- Purpose: To create a useful metadata solution for all sectors—both for upstream input and as a reference for verification
- It is flexible, easy to collaborate on, and helps avoid duplicate work
- Produces modularised output (based on regional grouping) that all sectors can use; a combined output file is also saved
- Each regional grouping has one CSV output, one script, and one raw input folder—all named according to the regional grouping
- All outputs follow the same format and use the same codebase as the data warehouse
We aim to align all the coding with the data warehouse.
- raw_data: Contains the original input files for producing the "output", folder names should follow the
regional_grouping
, e.g., "UNICEF_PROG_REG_GLOBAL" - output: Contains files for each regional grouping (or
parent
), named by theregional_grouping
, e.g., "UNICEF_PROG_REG_GLOBAL.csv" - script for output: Contains the scripts to produce the output files, e.g., "UNICEF_PROG_REG_GLOBAL.R"
- R: Contains general functions used by each script, e.g. "general_functions.R"

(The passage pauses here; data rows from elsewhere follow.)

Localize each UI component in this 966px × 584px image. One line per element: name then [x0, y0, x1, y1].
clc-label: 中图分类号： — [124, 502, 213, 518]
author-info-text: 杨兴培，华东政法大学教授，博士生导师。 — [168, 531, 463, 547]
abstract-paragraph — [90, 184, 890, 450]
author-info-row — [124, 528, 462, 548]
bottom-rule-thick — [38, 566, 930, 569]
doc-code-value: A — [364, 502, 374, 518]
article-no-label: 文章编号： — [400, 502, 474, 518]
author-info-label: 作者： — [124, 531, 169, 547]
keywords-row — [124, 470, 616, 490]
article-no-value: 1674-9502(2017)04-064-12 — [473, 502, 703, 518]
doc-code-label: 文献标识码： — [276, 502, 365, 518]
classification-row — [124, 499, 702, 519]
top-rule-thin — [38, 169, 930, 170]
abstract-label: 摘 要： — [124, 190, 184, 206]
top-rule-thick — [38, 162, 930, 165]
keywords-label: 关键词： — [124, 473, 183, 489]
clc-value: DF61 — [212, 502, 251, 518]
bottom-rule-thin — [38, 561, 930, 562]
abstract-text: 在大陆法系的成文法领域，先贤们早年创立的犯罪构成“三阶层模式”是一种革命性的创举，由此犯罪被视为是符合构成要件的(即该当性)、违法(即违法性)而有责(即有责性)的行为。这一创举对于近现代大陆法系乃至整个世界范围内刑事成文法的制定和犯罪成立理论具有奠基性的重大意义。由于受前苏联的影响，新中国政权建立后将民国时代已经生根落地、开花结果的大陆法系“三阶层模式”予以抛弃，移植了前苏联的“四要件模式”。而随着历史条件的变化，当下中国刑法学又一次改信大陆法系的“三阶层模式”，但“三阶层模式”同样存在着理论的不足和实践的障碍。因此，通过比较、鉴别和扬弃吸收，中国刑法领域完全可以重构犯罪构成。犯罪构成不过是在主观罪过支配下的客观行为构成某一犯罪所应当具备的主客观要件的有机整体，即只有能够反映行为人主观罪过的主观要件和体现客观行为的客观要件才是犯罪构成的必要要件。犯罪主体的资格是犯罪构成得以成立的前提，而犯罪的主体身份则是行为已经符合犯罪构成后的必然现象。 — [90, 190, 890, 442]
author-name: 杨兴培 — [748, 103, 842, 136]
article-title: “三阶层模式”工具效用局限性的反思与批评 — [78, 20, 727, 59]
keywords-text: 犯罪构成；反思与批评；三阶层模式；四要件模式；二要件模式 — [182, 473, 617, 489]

The output files from this project serve as inputs for downstream processes. The data is in a long format, where each region is mapped to all the ISO3Code
values belonging to it.
Format:
Regional_Grouping
: uppercase, only connected by underscore, no hyphen or space, e.g., "UNICEF_PROG_REG_GLOBAL"
Region_Code
: same code as used by the data warehouse, uppercase, only connected by underscore, no hyphen or space, and led by Regional_Grouping
. e.g., "AUREC_UMA"
The combined file for all regions is also saved in the "output" folder:
https://raw.githubusercontent.com/unicef-drp/Country-and-Region-Metadata/refs/heads/main/output/all_regions_long_format.csv
It can also be created easily using an existing function:
library(data.table)
source("R/general_functions.R")
dt_all <- bind.all.output()
Reshape the long-format output using ISO3Code ~ Region_Code
. Then every row represents an ISO3Code/Country, and every region becomes a column.
dt_unicef_prog <- fread("output/UNICEF_PROG_REG_GLOBAL.csv")
dt_unicef_prog_wide <- data.table::dcast(dt_unicef_prog, ISO3Code ~ Region_Code, value.var = "Region")
head(dt_unicef_prog_wide)
add African Union, UNICEF programme region, SDGRC (Regional Commissions)
add WB income regions and WB regions
add UNICEF reporting (incl Kosovo, 203 countries in total)("output/UNICEF_REP_REG_GLOBAL.csv")
add SDG M49 regions ("output/UNSDG_REGION_GLOBAL.csv")